The function of block scanner is to scan block data to detect possible corruptions. Since data corruption may happen at any time on any block on any DataNode, it is important to identify those errors in a timely manner. This way, the NameNode can remove the corrupted blocks and re-replicate accordingly, to maintain data integrity and reduce client errors. On the other hand, we don’t want to utilize too many resources, so that disk I/O can still serve actual requests.
Therefore, block scanner needs to make sure that suspicious blocks are scanned relatively quickly, and other blocks are scanned every once in awhile, at a relatively lower frequency, without significant I/O usage.
This is a nice article for operations folks who own Hadoop clusters.
PHYSICAL_ONLY looks at page structures and makes sure something isn’t obviously wrong. If you have the database’s page verification option set to CHECKSUM (the default since SQL Server 2005, and a very good thing), it runs a checksum on the page and compares it to a checksum recorded in the header when the page was last modified.
When you use the PHYSICAL_ONLY option, you’re telling SQL Server to skip logical checks. It won’t do things like make sure the data in a clustered and nonclustered index on a table is consistent with one another.
I like the analogy, as well as the how-to guide on messing up your database. But try not to do that to a production database…
THE EASY FIX: RUN FULL NATIVE BACKUPS EVERY DAY, AND FREAK OUT WHEN THEY FAIL.
Backup failures aren’t normally a big deal, but if you use in-memory OLTP on a standalone server or a failover clustered instance, backup failures are all-out emergencies. You need to immediately find out if the backup just ran out of drive space or lost its network connection, or if you have game-over Hekaton corruption.

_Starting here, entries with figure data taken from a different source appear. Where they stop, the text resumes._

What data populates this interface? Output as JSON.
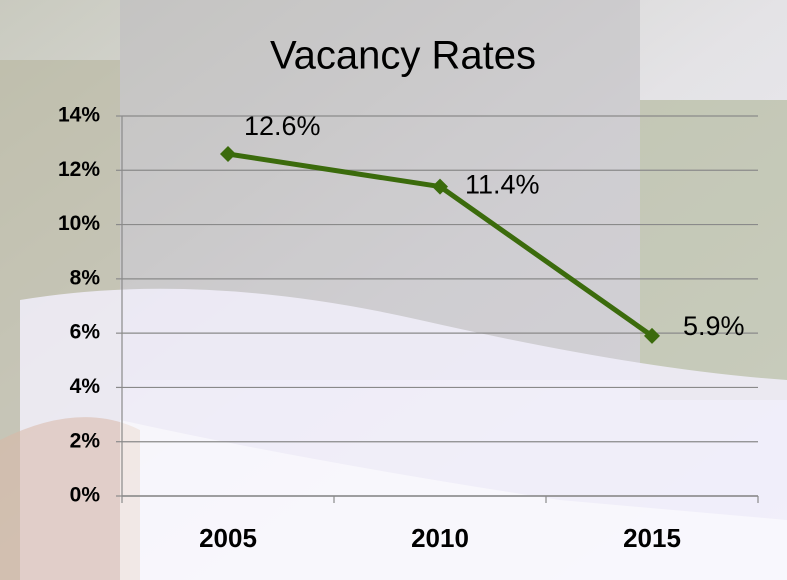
{
  "chart_data": {
    "type": "line",
    "title": "Vacancy Rates",
    "categories": [
      "2005",
      "2010",
      "2015"
    ],
    "values": [
      12.6,
      11.4,
      5.9
    ],
    "value_labels": [
      "12.6%",
      "11.4%",
      "5.9%"
    ],
    "color": "#3b6b0c",
    "ylim": [
      0,
      14
    ],
    "yticks": [
      {
        "value": 0,
        "label": "0%"
      },
      {
        "value": 2,
        "label": "2%"
      },
      {
        "value": 4,
        "label": "4%"
      },
      {
        "value": 6,
        "label": "6%"
      },
      {
        "value": 8,
        "label": "8%"
      },
      {
        "value": 10,
        "label": "10%"
      },
      {
        "value": 12,
        "label": "12%"
      },
      {
        "value": 14,
        "label": "14%"
      }
    ],
    "grid": true
  }
}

Note that you can’t use SAN snapshot backups here. SQL Server won’t read the In-Memory OLTP pages during a snapshot backup, which means they can still be totally corrupt.
This works fine for shops with relatively small databases, say under 500GB.

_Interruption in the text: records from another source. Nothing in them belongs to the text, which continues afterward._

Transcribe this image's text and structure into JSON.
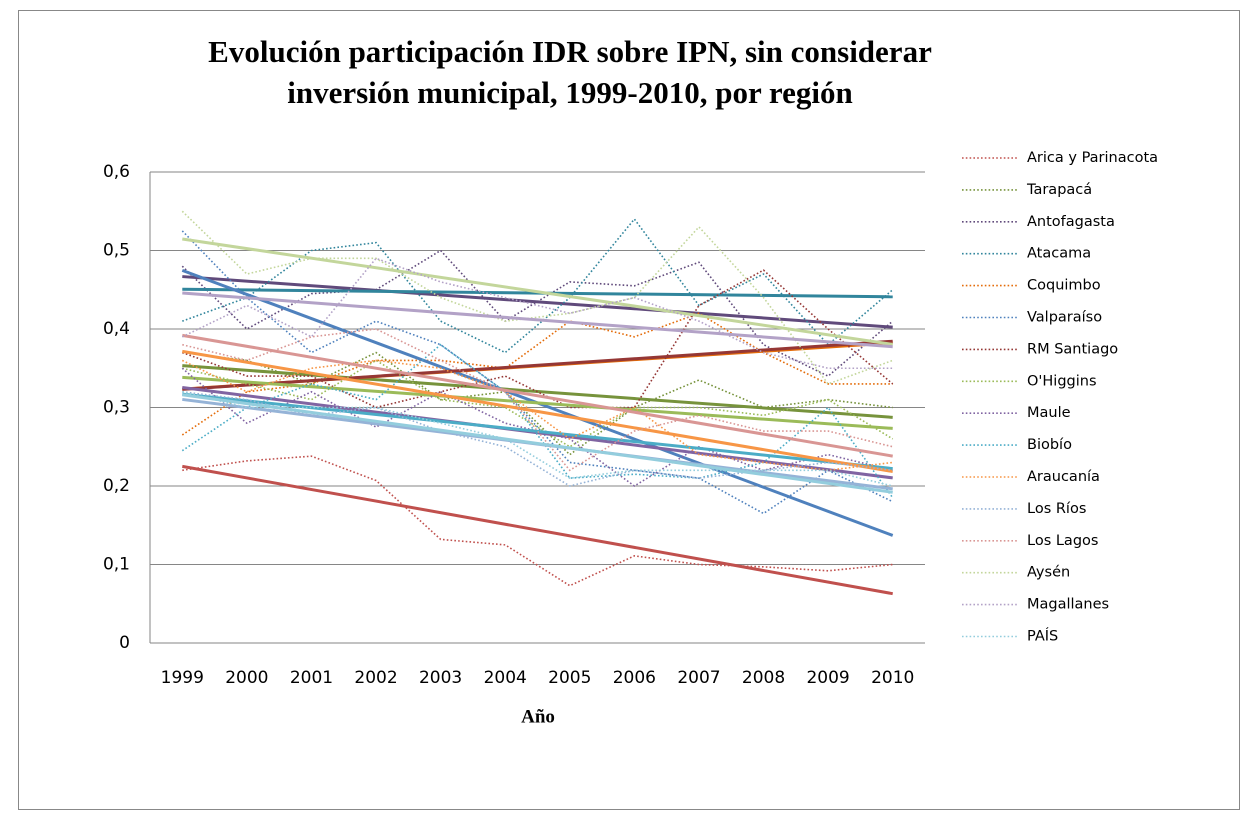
{
  "chart_data": {
    "type": "line",
    "title": [
      "Evolución participación IDR sobre IPN, sin considerar",
      "inversión municipal, 1999-2010,  por región"
    ],
    "x_label": "Año",
    "categories": [
      "1999",
      "2000",
      "2001",
      "2002",
      "2003",
      "2004",
      "2005",
      "2006",
      "2007",
      "2008",
      "2009",
      "2010"
    ],
    "ylim": [
      0,
      0.6
    ],
    "yticks": [
      0,
      {
        "value": 0.1,
        "label": "0,1"
      },
      {
        "value": 0.2,
        "label": "0,2"
      },
      {
        "value": 0.3,
        "label": "0,3"
      },
      {
        "value": 0.4,
        "label": "0,4"
      },
      {
        "value": 0.5,
        "label": "0,5"
      },
      {
        "value": 0.6,
        "label": "0,6"
      }
    ],
    "grid": true,
    "trendlines": true,
    "legend": "right",
    "series": [
      {
        "name": "Arica y Parinacota",
        "color": "#c0504d",
        "values": [
          0.22,
          0.232,
          0.238,
          0.207,
          0.132,
          0.125,
          0.073,
          0.111,
          0.1,
          0.097,
          0.092,
          0.1
        ]
      },
      {
        "name": "Tarapacá",
        "color": "#77933c",
        "values": [
          0.37,
          0.36,
          0.33,
          0.37,
          0.31,
          0.32,
          0.24,
          0.3,
          0.335,
          0.3,
          0.31,
          0.3
        ]
      },
      {
        "name": "Antofagasta",
        "color": "#604a7b",
        "values": [
          0.48,
          0.4,
          0.445,
          0.45,
          0.5,
          0.41,
          0.46,
          0.455,
          0.485,
          0.38,
          0.34,
          0.41
        ]
      },
      {
        "name": "Atacama",
        "color": "#31859c",
        "values": [
          0.41,
          0.44,
          0.5,
          0.51,
          0.41,
          0.37,
          0.44,
          0.54,
          0.43,
          0.47,
          0.38,
          0.45
        ]
      },
      {
        "name": "Coquimbo",
        "color": "#e46c0a",
        "values": [
          0.265,
          0.32,
          0.33,
          0.36,
          0.36,
          0.35,
          0.41,
          0.39,
          0.42,
          0.37,
          0.33,
          0.33
        ]
      },
      {
        "name": "Valparaíso",
        "color": "#4f81bd",
        "values": [
          0.525,
          0.44,
          0.37,
          0.41,
          0.38,
          0.32,
          0.23,
          0.22,
          0.21,
          0.165,
          0.22,
          0.18
        ]
      },
      {
        "name": "RM Santiago",
        "color": "#953735",
        "values": [
          0.37,
          0.34,
          0.34,
          0.3,
          0.32,
          0.34,
          0.3,
          0.3,
          0.43,
          0.475,
          0.4,
          0.33
        ]
      },
      {
        "name": "O'Higgins",
        "color": "#9bbb59",
        "values": [
          0.35,
          0.33,
          0.31,
          0.36,
          0.31,
          0.3,
          0.25,
          0.3,
          0.3,
          0.29,
          0.31,
          0.26
        ]
      },
      {
        "name": "Maule",
        "color": "#8064a2",
        "values": [
          0.35,
          0.28,
          0.32,
          0.275,
          0.32,
          0.28,
          0.26,
          0.2,
          0.25,
          0.22,
          0.24,
          0.22
        ]
      },
      {
        "name": "Biobío",
        "color": "#4bacc6",
        "values": [
          0.245,
          0.3,
          0.33,
          0.31,
          0.38,
          0.32,
          0.21,
          0.215,
          0.21,
          0.23,
          0.3,
          0.185
        ]
      },
      {
        "name": "Araucanía",
        "color": "#f79646",
        "values": [
          0.36,
          0.32,
          0.35,
          0.36,
          0.35,
          0.32,
          0.26,
          0.3,
          0.24,
          0.23,
          0.22,
          0.23
        ]
      },
      {
        "name": "Los Ríos",
        "color": "#95b3d7",
        "values": [
          0.32,
          0.31,
          0.29,
          0.3,
          0.27,
          0.25,
          0.2,
          0.22,
          0.21,
          0.22,
          0.23,
          0.22
        ]
      },
      {
        "name": "Los Lagos",
        "color": "#d99694",
        "values": [
          0.38,
          0.36,
          0.39,
          0.4,
          0.36,
          0.32,
          0.22,
          0.27,
          0.29,
          0.27,
          0.27,
          0.25
        ]
      },
      {
        "name": "Aysén",
        "color": "#c3d69b",
        "values": [
          0.55,
          0.47,
          0.49,
          0.49,
          0.44,
          0.41,
          0.42,
          0.44,
          0.53,
          0.44,
          0.33,
          0.36
        ]
      },
      {
        "name": "Magallanes",
        "color": "#b3a2c7",
        "values": [
          0.39,
          0.43,
          0.39,
          0.49,
          0.46,
          0.44,
          0.42,
          0.44,
          0.41,
          0.37,
          0.35,
          0.35
        ]
      },
      {
        "name": "PAÍS",
        "color": "#93cddd",
        "values": [
          0.32,
          0.3,
          0.3,
          0.3,
          0.28,
          0.26,
          0.21,
          0.22,
          0.22,
          0.22,
          0.22,
          0.2
        ]
      }
    ]
  }
}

Brent also has a Connect item to fix this. Upvote if you have memory-optimized, durable tables.
A fix has been published for SQL Server 2012 (SP2 and SP3), and one is coming for SQL Server 2014 (RTM and SP1) – though in this most recent update, SQL Server 2014 was removed from the list of affected versions (not sure it was accurate to remove those). I will update this space once the next 2014 CUs are released, but for now you should plan to rebuild tables after dropping columns as a matter of course and, more importantly, as part of the same maintenance operation.
This is a good reason to stay up to date on CUs.
I suspected that there was some difference between the queries that failed and the ones that were successful in SSMS. It ran the query they gave me, and I got the same error. I got disconnected and no further error info was returned. I also verified that the same query was successful on the otehr two tables mentioned. No errors on the other tables.
I wanted to know what error was causing the connection to be terminated, so I checked the SQL log and discovered that every time it failed, it was generating a stack dump. Before I was done investigating, it had generated 21 stack dumps. The key user-usable error info in the log was:
* Exception Address = 00007FF93BCF7E08 Module(sqlmin+00000000001E7E08)
* Exception Code = c0000005 EXCEPTION_ACCESS_VIOLATION
* Access Violation occurred reading address 0000000000000000
It turns out that CHECKDB & CHECKTABLE do not look at statistics. If you find yourself in this situation, it’s not a bad idea to see if this is the cause.